Treatment verification by portal films in chest and mantle field irradiation

The results of a portal film investigation regarding patients treated for lung tumors and Hodgkin's lymphoma with 6 and 18 MV X-Rays (from 6/100 and 1800 Clinac Varian) are reported. 150 portal films and 68 simulation films of 68 patients (anterior-posterior (AP) fields) have been collected and analyzed evaluating cranio-caudal and lateral shifts, comparing the patient positioning during therapy with respect to the set-up during simulation. Fields have been divided in 'complex' and 'non-complex' ones: we considered as 'complex' ones the mantle fields for the treatment of Hodgkin's disease and the lung-mediastinum fields which included in the treatment volume the supraclavicular nodes, having a complex 'quasi-mantle' shape. 'Non complex' ones were the fields irradiating the mediastinum and portions of lungs, without including supraclavicular nodes. Mean discrepancies and standard deviations have been respectively -0.1 and 3.6 mm for cranio-caudal shifts and -0.8 and 3.1 mm for lateral shifts. Non complex fields showed a standard deviation not significantly different from that of complex fields. Among the considered patients treated for lung diseases, 8 had CT-based treatment planning.
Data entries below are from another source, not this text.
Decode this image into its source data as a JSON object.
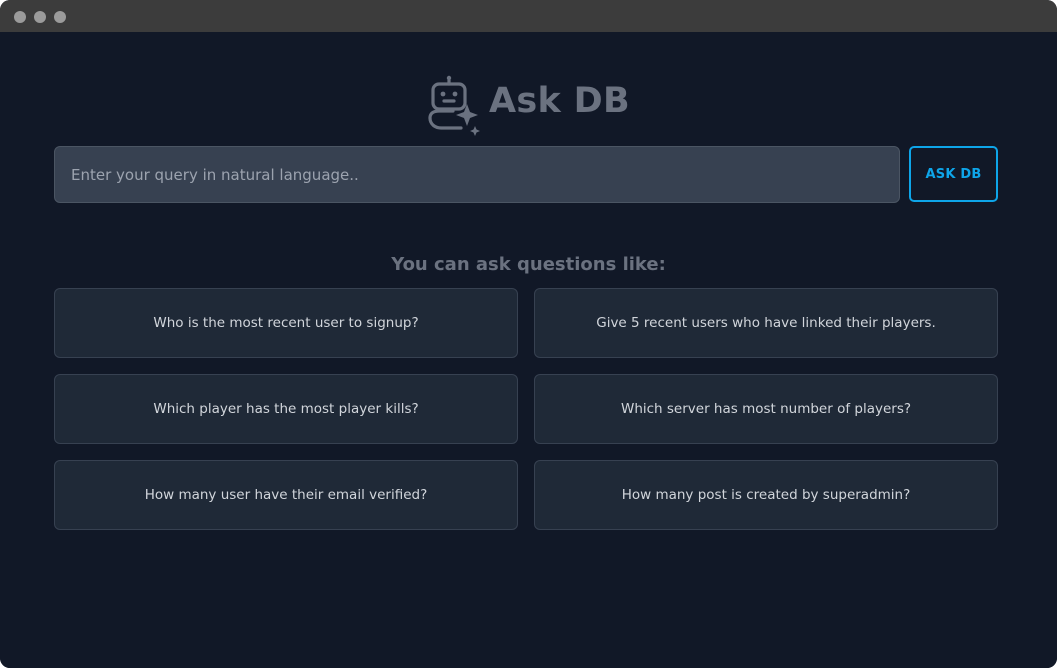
{
  "window": {
    "controls": [
      "close-dot",
      "minimize-dot",
      "zoom-dot"
    ]
  },
  "brand": {
    "title": "Ask DB",
    "icon": "robot-sparkle-icon"
  },
  "search": {
    "placeholder": "Enter your query in natural language..",
    "value": ""
  },
  "ask_button": {
    "label": "ASK DB"
  },
  "suggestions": {
    "heading": "You can ask questions like:",
    "items": [
      "Who is the most recent user to signup?",
      "Give 5 recent users who have linked their players.",
      "Which player has the most player kills?",
      "Which server has most number of players?",
      "How many user have their email verified?",
      "How many post is created by superadmin?"
    ]
  },
  "colors": {
    "background": "#111827",
    "titlebar": "#3c3c3c",
    "input_bg": "#374151",
    "card_bg": "#1f2937",
    "accent": "#0ea5e9",
    "muted_text": "#6b7280"
  }
}
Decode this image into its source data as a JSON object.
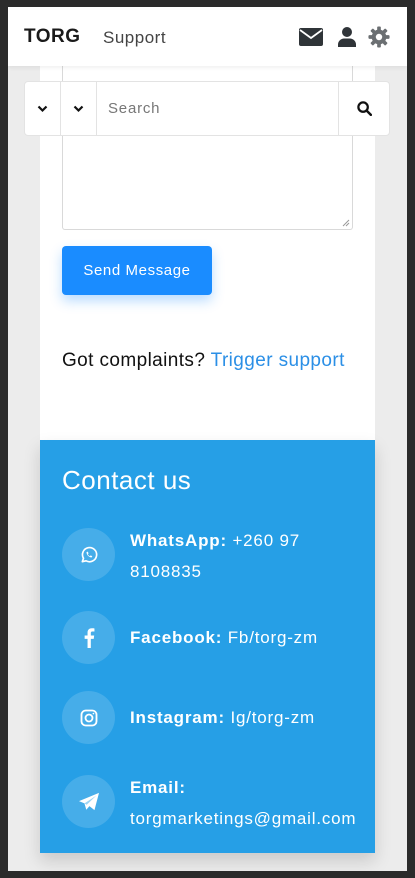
{
  "navbar": {
    "brand": "TORG",
    "support_link": "Support",
    "icons": [
      "envelope-icon",
      "user-icon",
      "gear-icon"
    ]
  },
  "search": {
    "placeholder": "Search",
    "value": ""
  },
  "form": {
    "send_label": "Send Message"
  },
  "complaints": {
    "text": "Got complaints?",
    "link": "Trigger support"
  },
  "contact": {
    "title": "Contact us",
    "items": [
      {
        "icon": "whatsapp-icon",
        "label": "WhatsApp:",
        "value": "+260 97 8108835"
      },
      {
        "icon": "facebook-icon",
        "label": "Facebook:",
        "value": "Fb/torg-zm"
      },
      {
        "icon": "instagram-icon",
        "label": "Instagram:",
        "value": "Ig/torg-zm"
      },
      {
        "icon": "telegram-icon",
        "label": "Email:",
        "value": "torgmarketings@gmail.com"
      }
    ]
  },
  "colors": {
    "primary_button": "#1a8cff",
    "contact_bg": "#269fe6",
    "link": "#2b8fe6"
  }
}
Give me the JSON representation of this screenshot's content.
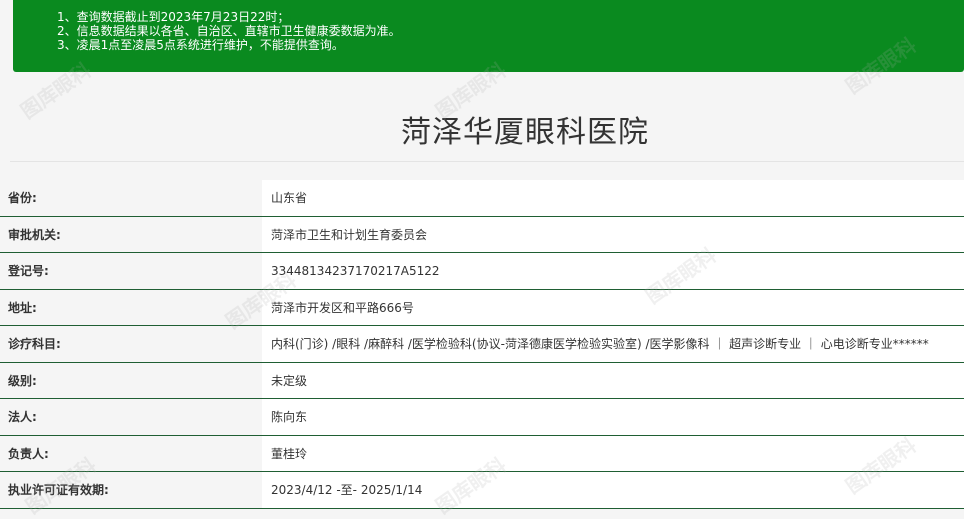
{
  "notice": {
    "lines": [
      "1、查询数据截止到2023年7月23日22时；",
      "2、信息数据结果以各省、自治区、直辖市卫生健康委数据为准。",
      "3、凌晨1点至凌晨5点系统进行维护，不能提供查询。"
    ]
  },
  "page_title": "菏泽华厦眼科医院",
  "watermark_text": "图库眼科",
  "table": {
    "rows": [
      {
        "label": "省份:",
        "value": "山东省"
      },
      {
        "label": "审批机关:",
        "value": "菏泽市卫生和计划生育委员会"
      },
      {
        "label": "登记号:",
        "value": "33448134237170217A5122"
      },
      {
        "label": "地址:",
        "value": "菏泽市开发区和平路666号"
      },
      {
        "label": "诊疗科目:",
        "value": "内科(门诊) /眼科 /麻醉科 /医学检验科(协议-菏泽德康医学检验实验室) /医学影像科 ｜ 超声诊断专业 ｜ 心电诊断专业******"
      },
      {
        "label": "级别:",
        "value": "未定级"
      },
      {
        "label": "法人:",
        "value": "陈向东"
      },
      {
        "label": "负责人:",
        "value": "董桂玲"
      },
      {
        "label": "执业许可证有效期:",
        "value": "2023/4/12 -至- 2025/1/14"
      }
    ]
  }
}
For these patients, all treated with 18 MV X-Rays (except one treated with 6 MV X-Rays), exit dose distributions on the central axial slice have been measured by portal film exit dosimetry (Kodak X-Omat V in localization cassette) and compared with those calculated by our treatment planning system (Cadplan Dosetek Varian), with and without applying inhomogeneity correction algorithms (Batho and Equivalent TAR (ETAR)). Off-axis exit doses in the region corresponding to the lungs have been considered in order to assess an index of accuracy in the calculation of the treatment planning. Results show a mean deviation of -11.5% (σ = 7.4%) between calculated and measured relative exit doses (% (calculated-measured)/calculated) when calculating dose distributions without inhomogeneity correction; of -2.5% (σ = 4.4%) when using the Batho algorithm; of +0.3% (= 2.9%) when using Equivalent TAR algorithm. The study confirms the wide dosimetric possibilities of portal film in-vivo dosimetry (especially in the area of verification of the treatment and of treatment planning systems).